A pergunta que sempre me fazem é: “Quem é o principal mantenedor do projeto?”  

Minha resposta é: DEUS!

Poucos acreditam, mas em muitas noites rezei com lágrimas nos olhos pedindo ajuda, pois não tínhamos como comprar suprimentos básicos. E no outro dia sempre aparecia alguém com alguma doação, sempre com aquilo que estava pedindo em oração.

Nossa luta é diária, perdemos tudo em duas enchentes, mas nunca deixamos de acreditar ou de desanimar. As pessoas falam o que não conhecem e me dói saber que falaram mal daquele “povo”, daquelas crianças tão carentes... Hoje, já percebo algumas mudanças, as crianças já sabem o que é uma profissão, já tem sonhos, e ali naquele bairro pobre hoje há esperança de dias melhores.

Para a maioria das crianças sou uma madrinha e madrinha leva pra casa e cuida, mas, também, educa. É assim que eu, Marina, me proponho a fazer. Por isso, final de semana minha casa é cheia de crianças - porque acredito que se nós mostrarmos que existe sim uma vida diferente da qual eles conheceram e incentivá-los a não aceitarem menos que isso que apresento, e fazê-los acreditar que eles podem, aí sim, eles terão oportunidades de fazer diferente e ter escolhas mais conscientes.

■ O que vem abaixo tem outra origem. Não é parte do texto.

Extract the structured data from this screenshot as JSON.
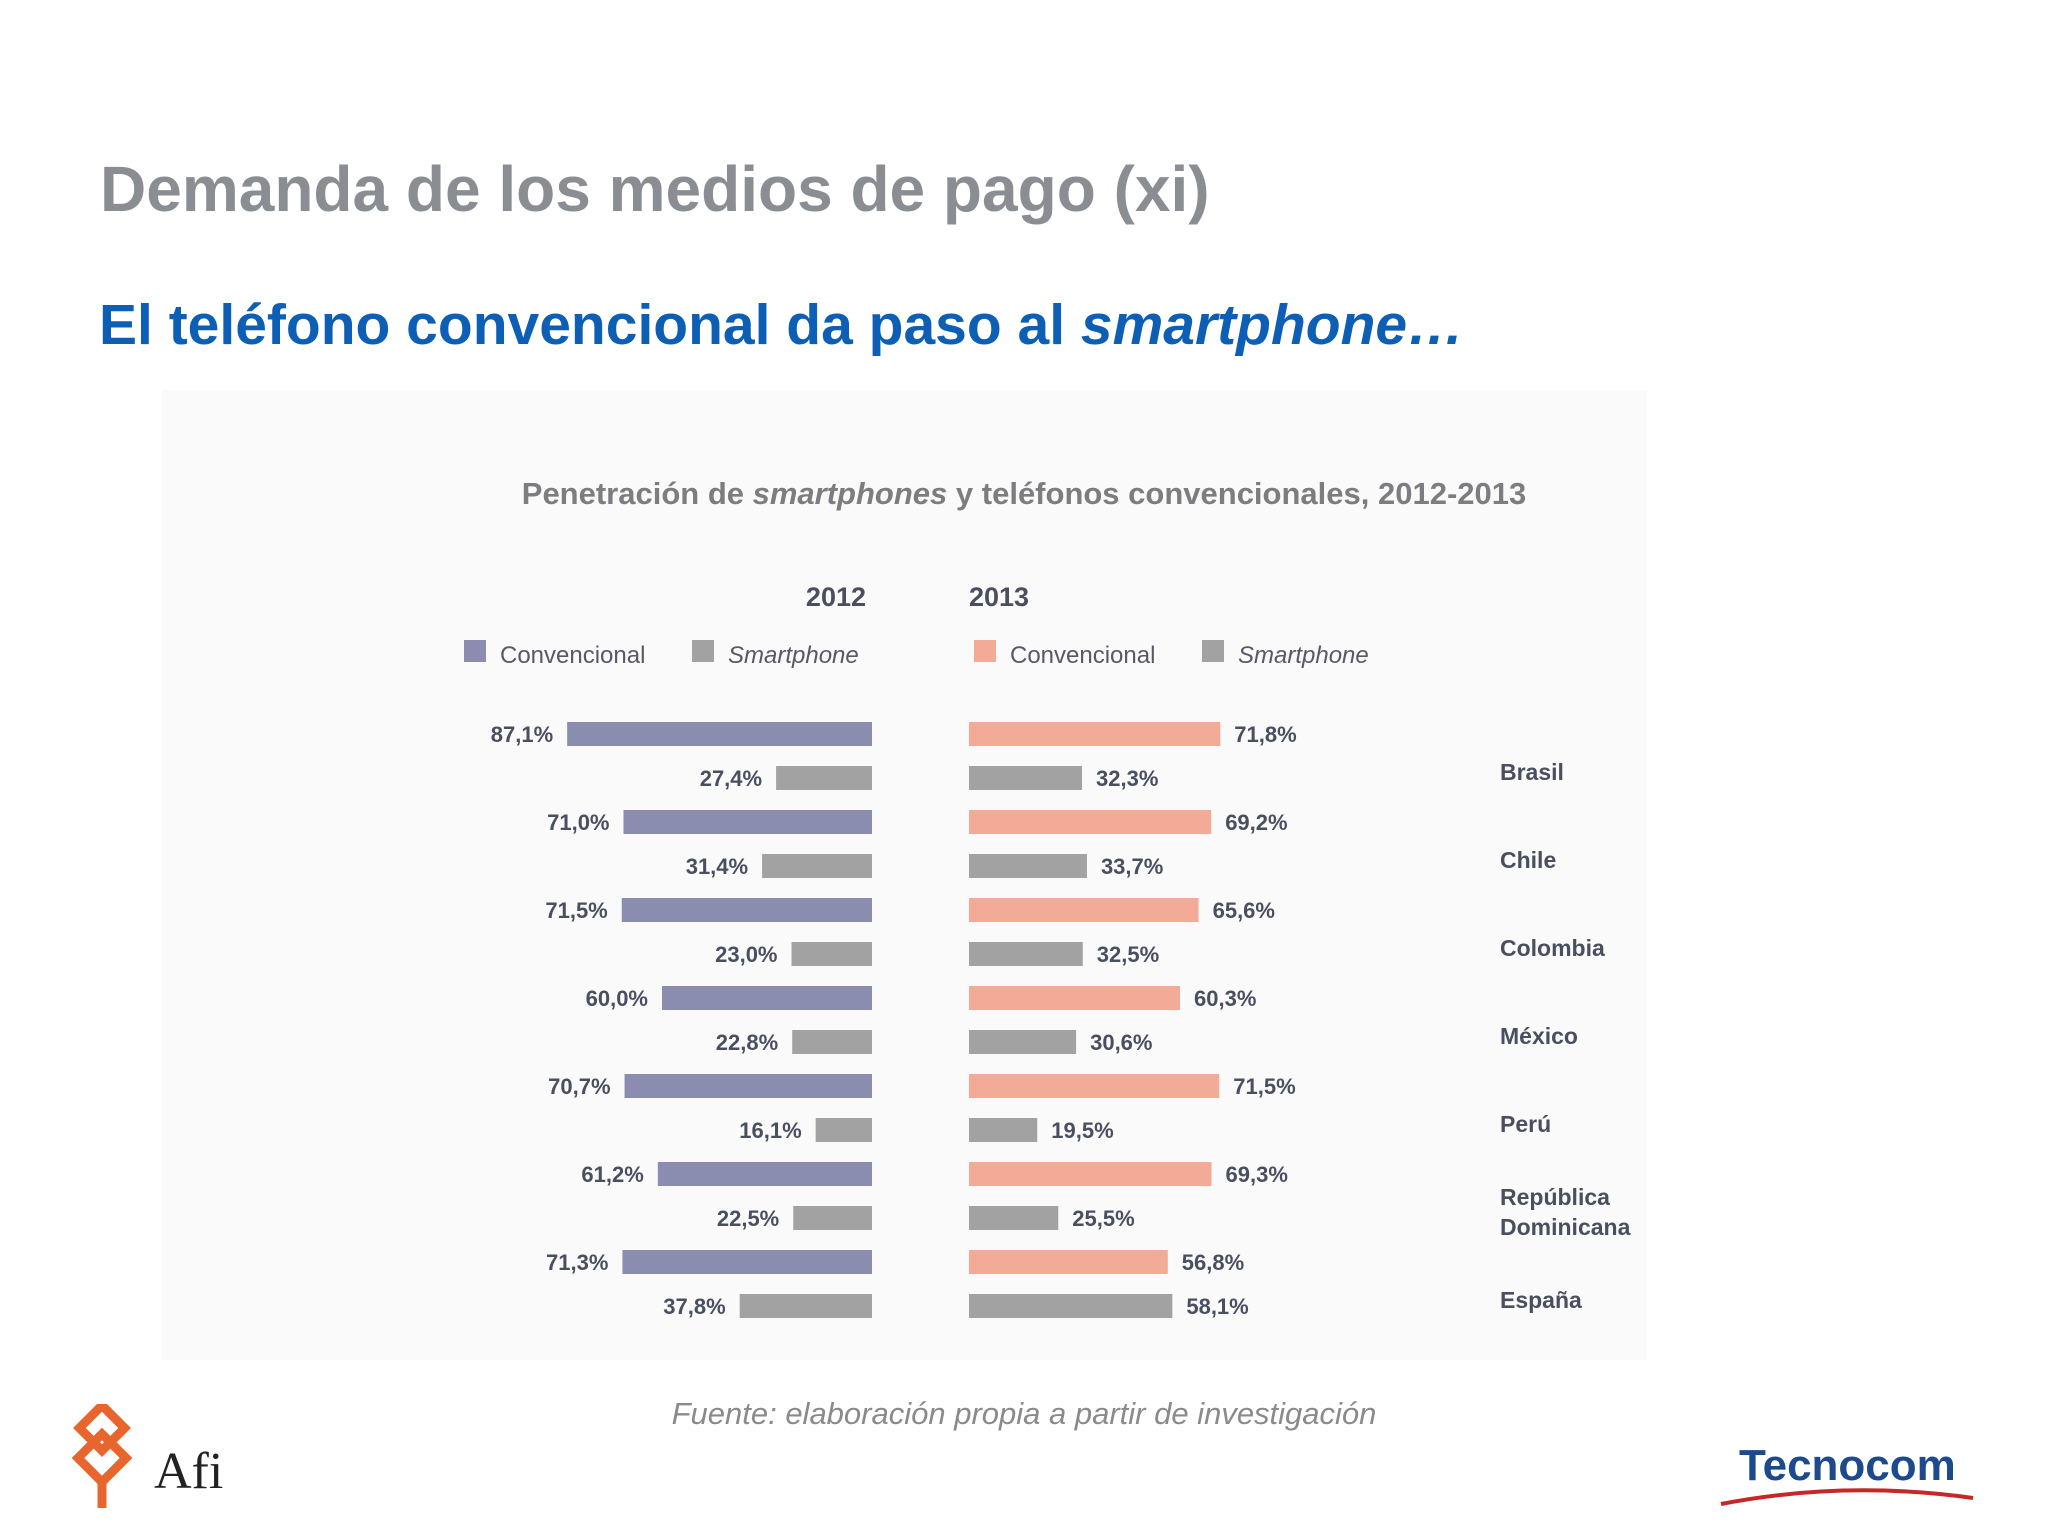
{
  "slide": {
    "title": "Demanda de los medios de pago (xi)",
    "subtitle_main": "El teléfono convencional da paso al ",
    "subtitle_em": "smartphone…"
  },
  "chart_title": {
    "part1": "Penetración de ",
    "part2_em": "smartphones",
    "part3": " y teléfonos convencionales, 2012-2013"
  },
  "source": "Fuente: elaboración propia a partir de investigación",
  "logos": {
    "afi": "Afi",
    "tecnocom": "Tecnocom"
  },
  "colors": {
    "convencional_2012": "#8a8db0",
    "convencional_2013": "#f3ab98",
    "smartphone": "#a2a2a2",
    "label_text": "#4a4f60"
  },
  "chart_data": {
    "type": "bar",
    "orientation": "horizontal",
    "layout": "back-to-back",
    "categories": [
      "Brasil",
      "Chile",
      "Colombia",
      "México",
      "Perú",
      "República Dominicana",
      "España"
    ],
    "category_lines": [
      [
        "Brasil"
      ],
      [
        "Chile"
      ],
      [
        "Colombia"
      ],
      [
        "México"
      ],
      [
        "Perú"
      ],
      [
        "República",
        "Dominicana"
      ],
      [
        "España"
      ]
    ],
    "unit": "%",
    "panels": [
      {
        "year": "2012",
        "direction": "left",
        "legend": [
          "Convencional",
          "Smartphone"
        ],
        "series": [
          {
            "name": "Convencional",
            "values": [
              87.1,
              71.0,
              71.5,
              60.0,
              70.7,
              61.2,
              71.3
            ],
            "labels": [
              "87,1%",
              "71,0%",
              "71,5%",
              "60,0%",
              "70,7%",
              "61,2%",
              "71,3%"
            ]
          },
          {
            "name": "Smartphone",
            "values": [
              27.4,
              31.4,
              23.0,
              22.8,
              16.1,
              22.5,
              37.8
            ],
            "labels": [
              "27,4%",
              "31,4%",
              "23,0%",
              "22,8%",
              "16,1%",
              "22,5%",
              "37,8%"
            ]
          }
        ]
      },
      {
        "year": "2013",
        "direction": "right",
        "legend": [
          "Convencional",
          "Smartphone"
        ],
        "series": [
          {
            "name": "Convencional",
            "values": [
              71.8,
              69.2,
              65.6,
              60.3,
              71.5,
              69.3,
              56.8
            ],
            "labels": [
              "71,8%",
              "69,2%",
              "65,6%",
              "60,3%",
              "71,5%",
              "69,3%",
              "56,8%"
            ]
          },
          {
            "name": "Smartphone",
            "values": [
              32.3,
              33.7,
              32.5,
              30.6,
              19.5,
              25.5,
              58.1
            ],
            "labels": [
              "32,3%",
              "33,7%",
              "32,5%",
              "30,6%",
              "19,5%",
              "25,5%",
              "58,1%"
            ]
          }
        ]
      }
    ]
  }
}
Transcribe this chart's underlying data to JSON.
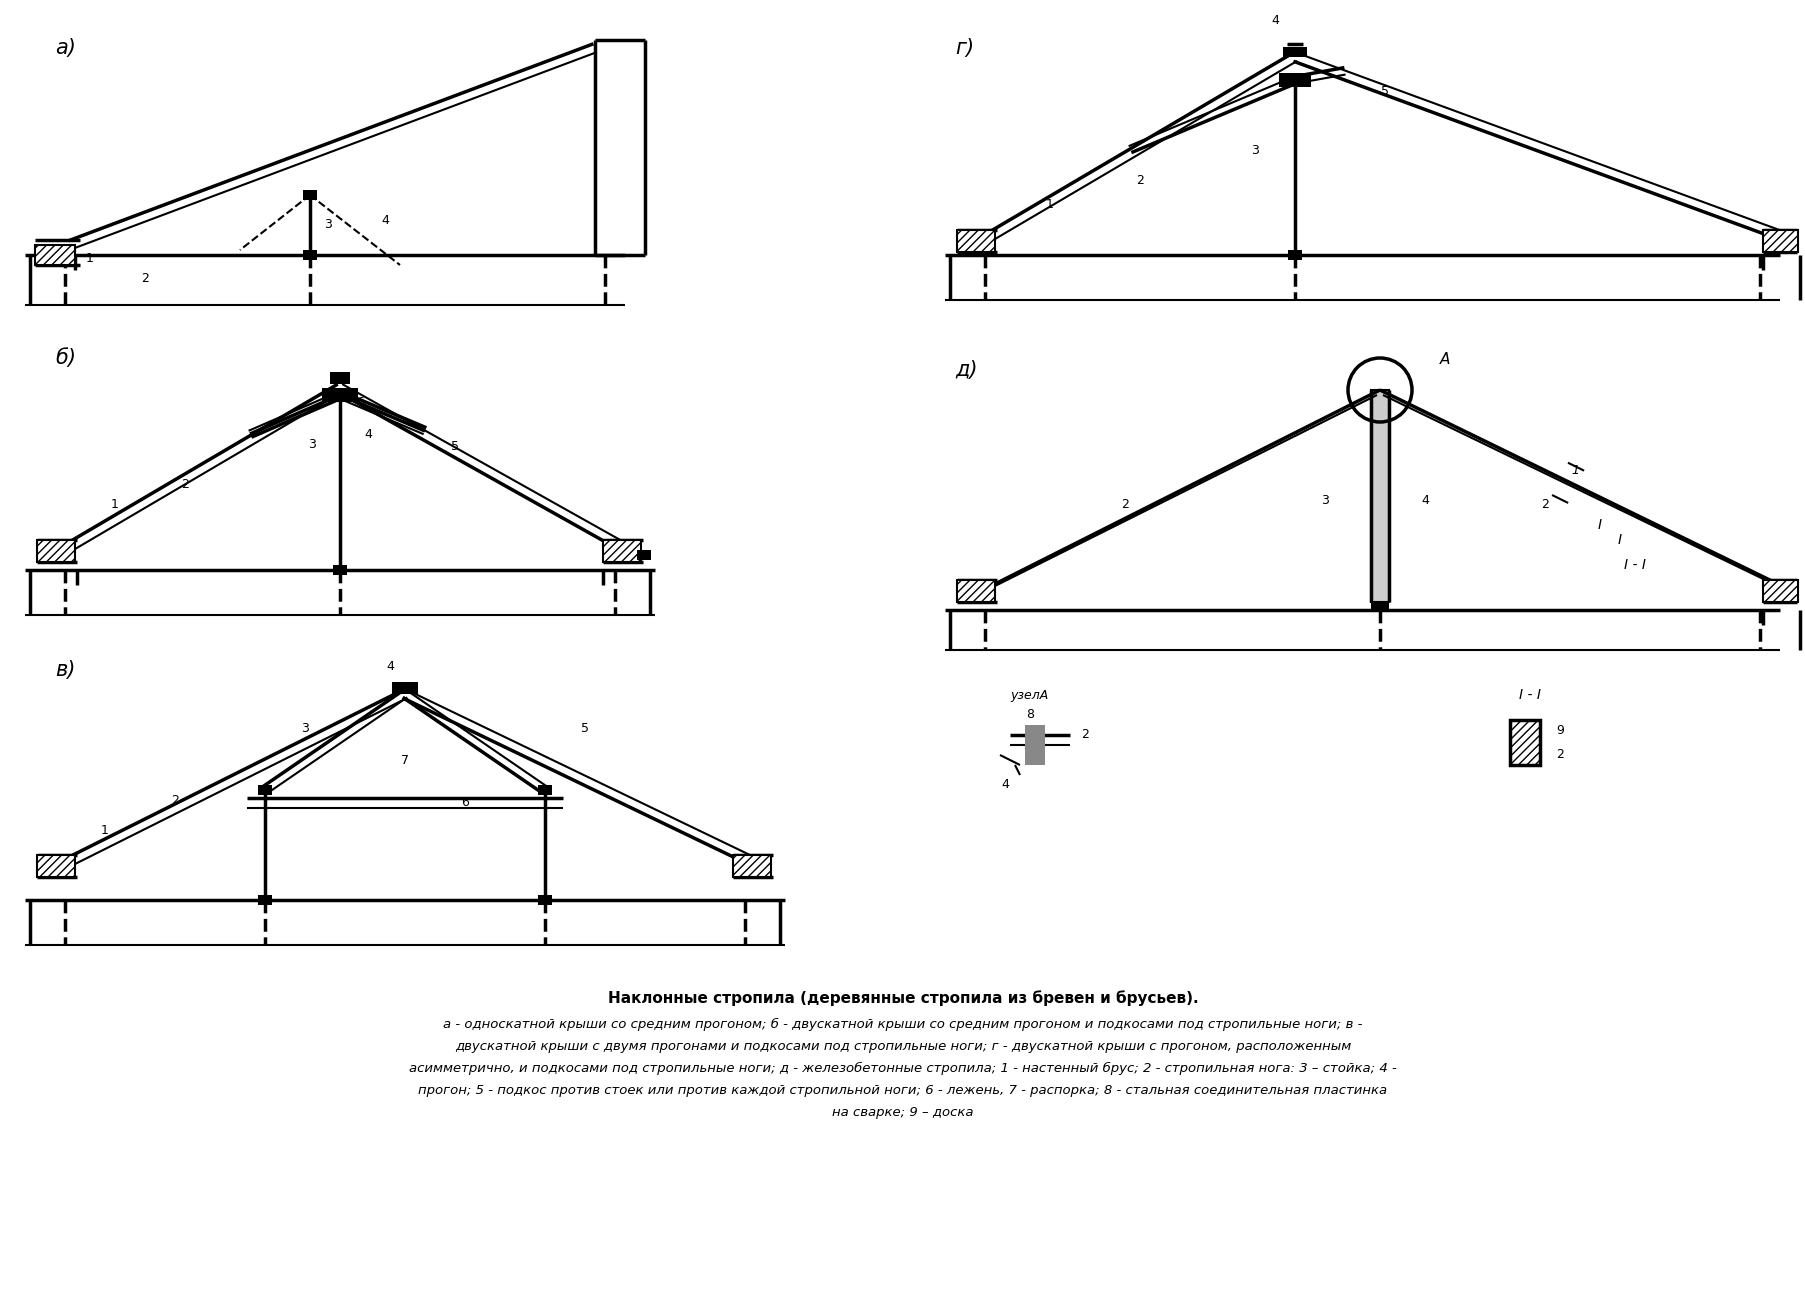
{
  "title": "Наклонные стропила (деревянные стропила из бревен и брусьев).",
  "caption_lines": [
    "а - односкатной крыши со средним прогоном; б - двускатной крыши со средним прогоном и подкосами под стропильные ноги; в -",
    "двускатной крыши с двумя прогонами и подкосами под стропильные ноги; г - двускатной крыши с прогоном, расположенным",
    "асимметрично, и подкосами под стропильные ноги; д - железобетонные стропила; 1 - настенный брус; 2 - стропильная нога: 3 – стойка; 4 -",
    "прогон; 5 - подкос против стоек или против каждой стропильной ноги; 6 - лежень, 7 - распорка; 8 - стальная соединительная пластинка",
    "на сварке; 9 – доска"
  ],
  "bg_color": "#ffffff",
  "lc": "#000000"
}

Assim como aquelas meninas me despertaram, me mostrando, sem querer, que existe no mundo muitas pessoas precisando realmente de apoio e que estão pertos de você, espero que talvez esta leitura seja a semente em você, que você se sinta tocado e deixe nascer uma vontade de querer ser uma pessoa a fazer diferença neste mundão, basta decidir.”